Alors que le camp Sarkozy entretient le flou autour de son intention d’interdire le voile dans l’espace public, passage en revue de ce que les textes de loi français autorisent – ou non.
Après le burkini, cet été, c’est au tour du voile de revenir sur le devant de la scène politique. Nicolas Sarkozy a-t-il l’intention de l’interdire dans l’espace public, autrement dit la rue ? Son camp entretient le flou autour
de cette question. Que stipule la loi française ? Pas de burkini sur certaines plages, pas de voile à l’école, pas de burqa dans la rue, et des incertitudes sur le foulard en entreprise. Le droit en France impose diverses restrictions
au port de vêtements religieux. Et si les textes adoptés ces dernières années concernent en principe toutes les religions, ils s’inscrivent en réalité dans le débat, souvent enflammé, sur la place de l’islam en France.
Le burkini (vêtement de bain)

En août 2016, plusieurs municipalités du littoral français prennent des arrêtés imposant sur les plages une tenue “correcte, respectueuse des bonnes mœurs et du principe de laïcité”.
Si le mot n’y figure pas noir sur blanc, ces arrêtés visent le “burkini”, tenue de bain couvrant le corps des chevilles aux cheveux.
Le tribunal administratif de Nice a dans un premier temps validé ces initiatives, qui découlent du pouvoir de police des maires pour prévenir les troubles à l’ordre public. Le Conseil d’État, plus haute juridiction administrative, se saisit ce jeudi du dossier.
Le voile intégral (burqa, niqab)
La France a été le premier pays européen à interdire le voile intégral avec une loi de 2010 qui interdit “la dissimulation du visage dans l’espace public” (rues, mais aussi commerces, transports, mairies, etc.).
Dans le viseur des législateurs : le niqab – un voile intégral sombre masquant le visage à l’exception des yeux – et la burqa, un voile intégral souvent bleu et doté d’une “grille” de tissu recouvrant les yeux.

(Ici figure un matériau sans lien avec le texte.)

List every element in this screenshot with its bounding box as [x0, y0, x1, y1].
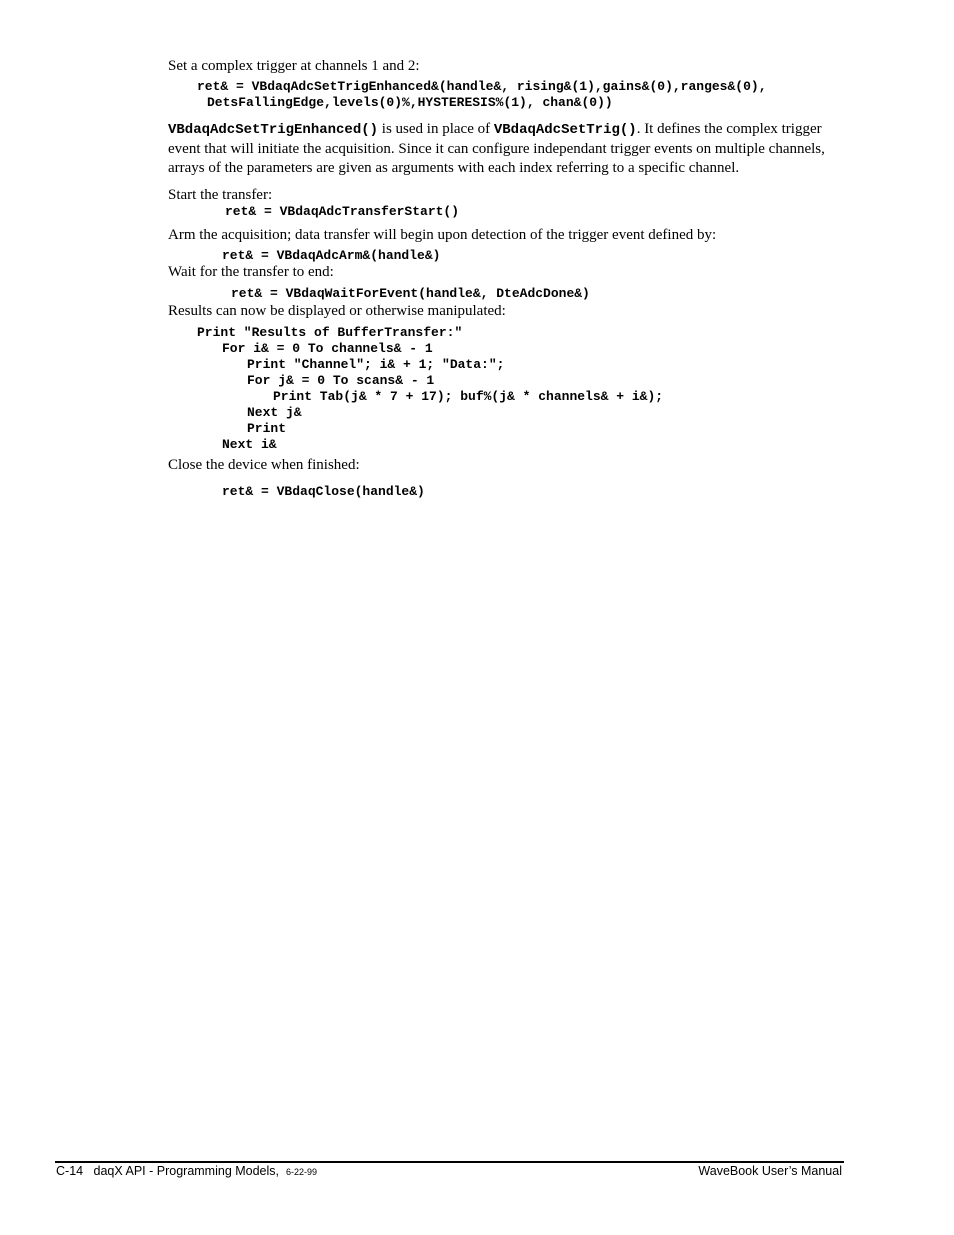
code-results-line: Print: [247, 421, 287, 436]
func-name-settrig: VBdaqAdcSetTrig(): [493, 122, 637, 138]
footer-date: 6-22-99: [285, 1167, 317, 1177]
intro-complex-trigger: Set a complex trigger at channels 1 and 2:: [168, 58, 420, 74]
code-results-line: Print Tab(j& * 7 + 17); buf%(j& * channels& + i&);: [273, 389, 664, 404]
footer-manual-title: WaveBook User’s Manual: [698, 1164, 842, 1178]
code-results-line: For j& = 0 To scans& - 1: [247, 373, 435, 388]
footer-section: daqX API - Programming Models,: [93, 1164, 280, 1178]
code-results-line: Next j&: [247, 405, 302, 420]
code-transfer-start: ret& = VBdaqAdcTransferStart(): [225, 204, 460, 219]
results-text: Results can now be displayed or otherwise manipulated:: [168, 303, 506, 319]
code-results-line: Next i&: [222, 437, 277, 452]
code-arm: ret& = VBdaqAdcArm&(handle&): [222, 248, 441, 263]
desc-text-2: . It defines the complex trigger event that will initiate the acquisition. Since it can configure independant trigger events on multiple channels, arrays of the parameters are given as arguments with each index referring to a specific channel.: [168, 121, 825, 176]
wait-text: Wait for the transfer to end:: [168, 264, 334, 280]
footer-left: [56, 1164, 317, 1179]
code-set-trig-line-1: ret& = VBdaqAdcSetTrigEnhanced&(handle&, rising&(1),gains&(0),ranges&(0),: [197, 79, 767, 94]
close-text: Close the device when finished:: [168, 457, 360, 473]
code-wait: ret& = VBdaqWaitForEvent(handle&, DteAdcDone&): [231, 286, 590, 301]
code-results-line: Print "Results of BufferTransfer:": [197, 325, 463, 340]
code-results-line: Print "Channel"; i& + 1; "Data:";: [247, 357, 505, 372]
arm-text: Arm the acquisition; data transfer will begin upon detection of the trigger event defined by:: [168, 227, 717, 243]
code-results-line: For i& = 0 To channels& - 1: [222, 341, 433, 356]
code-set-trig-line-2: DetsFallingEdge,levels(0)%,HYSTERESIS%(1), chan&(0)): [207, 95, 613, 110]
code-close: ret& = VBdaqClose(handle&): [222, 484, 425, 499]
footer-divider: [55, 1161, 844, 1163]
func-name-enhanced: VBdaqAdcSetTrigEnhanced(): [168, 122, 379, 138]
desc-text-1: is used in place of: [378, 121, 494, 137]
trigger-description: [168, 120, 848, 178]
footer-page-number: C-14: [56, 1164, 84, 1178]
start-transfer-text: Start the transfer:: [168, 187, 273, 203]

Validée par la Cour européenne des droits de l’Homme (CEDH) en 2014, la loi de 2010 prévoit pour les infractions jusqu’à 150 euros d’amende. En cinq ans d’application, un peu plus de 1500 verbalisations ont eu lieu.
Le Parti socialiste s’était abstenu lors du vote. François Hollande avait affirmé ensuite, lors de la campagne présidentielle en avril 2012, qu’il “maintiendrait, bien sûr, la loi sur la burqa”.